John G. Whittier and ‘The Lighting Up’
Posted by PaulM on 07 Nov 2009 at 10:31 am | Tagged as: Greater Lowell, History, Lowell, Lowell-2009, Poetry, Technology
I’m almost two months late with this excerpt from John Greenleaf Whittier, poet, newspaperman, and abolitionist—but it’s always a good passage to revisit in the fall when the days get shorter and we turn the clocks back. This is an excerpt from Whittier’s essay “The Lighting Up” from his book The Stranger in Lowell (Boston: Waite, Pierce, and Co., 1845), a compilation of short pieces published in a local newspaper, The Middlesex Standard, which he was editing during his stay in Lowell. The essays were written in the fall of 1844.–PM
“This evening, the 20th of the ninth month, is the time fixed upon for lighting the mills for night-labor; and I have just returned from witnessing for the first time the effect of the new illumination.
“Passing over the bridge, nearly to the Dracut shore, I had a fine view of the long line of mills, the city beyond, and the broad sweep from the falls. The light of a tranquil and gorgeous sunset ws slowly fading from river and sky, and the shadows of the trees on the Dracut slopes were blending in dusky indistinctness with the great shadow of night. Suddenly gleams of light broke from the black masses of masonry on the Lowell bank; at first feeble and scattered, flitting from window to window, appearing and disappearing, like will-o’-wisps in a forest, or fire-flies in a summer’s night. Anon, tier after tier of windows became radiant, until the whole vast wall, stretching far up the river, from basement to roof, became chequered with light, reflected with the star-beams from the still water beneath. With a little effort of fancy, one could readily transform the huge mills, thus illuminated, into palaces, lighted up for festival occasions, and the figures of the workers, passing to and fro before the windows, into forms of beauty and fashion, moving in graceful dances.
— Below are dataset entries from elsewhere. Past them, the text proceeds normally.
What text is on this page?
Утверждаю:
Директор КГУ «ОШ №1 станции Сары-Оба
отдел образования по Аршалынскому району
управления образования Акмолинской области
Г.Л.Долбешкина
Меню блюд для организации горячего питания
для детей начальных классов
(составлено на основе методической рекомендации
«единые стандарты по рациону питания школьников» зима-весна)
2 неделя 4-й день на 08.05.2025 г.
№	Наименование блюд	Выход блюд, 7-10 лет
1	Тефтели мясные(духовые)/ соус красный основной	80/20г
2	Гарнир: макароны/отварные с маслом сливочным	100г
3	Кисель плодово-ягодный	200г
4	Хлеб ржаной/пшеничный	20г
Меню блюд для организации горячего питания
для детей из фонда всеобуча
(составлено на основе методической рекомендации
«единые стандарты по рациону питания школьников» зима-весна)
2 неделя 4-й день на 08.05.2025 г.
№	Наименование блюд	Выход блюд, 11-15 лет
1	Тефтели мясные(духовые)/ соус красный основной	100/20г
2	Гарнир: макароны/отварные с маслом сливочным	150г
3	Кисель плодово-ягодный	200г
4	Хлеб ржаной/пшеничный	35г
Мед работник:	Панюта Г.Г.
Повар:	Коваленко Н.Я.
“Alas! this music of the shuttle, and the day-long dance to it, are not altogether of the kind which Milton speaks of when he invokes the ’soft Lydian airs’ of voluptuous leisure. From this time henceforward, for half a weary year, from the bell-call of morning twilight to half past seven in the evening, with two brief intermissions for two hasty meals, the operatives will be confined to their tasks. The proverbial facility of the Yankees in dispatching their dinners in the least possible time, seems to have been taken advantage of, and reduced to a system, on the Lowell corporations. Strange as it may seem to the uninitiated, the working men and women here contrive to repair to their lodgings, make the necessary preliminary ablutions, devour their beef and pudding, and hurry back to their looms and jacks, in the brief space of half an hour. In this way the working day in Lowell is eked out to an average throughout the year of twelve and a half hours. This is a serious evil, demanding earnest consideration of the human and philanthropic. Both classes—the employer and the employed—would in the end be greated benefitted by the general adoption of the ‘ten hour system,’ although the one might suffer a slight diminution in daily wages, and the other in yearly profits. …”

Whittier was 37 years old when he lived in Lowell.

Interesting as to what one reads and what “sticks” in mind — This note is not going to reflect on the work of Whittier but rather his comments about the culinary habits of those operatives. Whittier writes of the proverbial facility of Yankees who dispatch their dinners in the least time possible — this comment reminds of those who have pointed out to me that their list of delectable meals does not include:Shepherd’s pie, a feast of fried doughboys, a Saturday night bean supper or a pungent mix of boiled cornbeef, cabbage, potatoes, onion and carrots.
And though my grandfather worked in the mills later than the period spoken of here (1844), the piece brings to mind the many times my mother told me of how she would meet up with her father at the mill on days when she’d carry his supper to him in a metal lunch pail.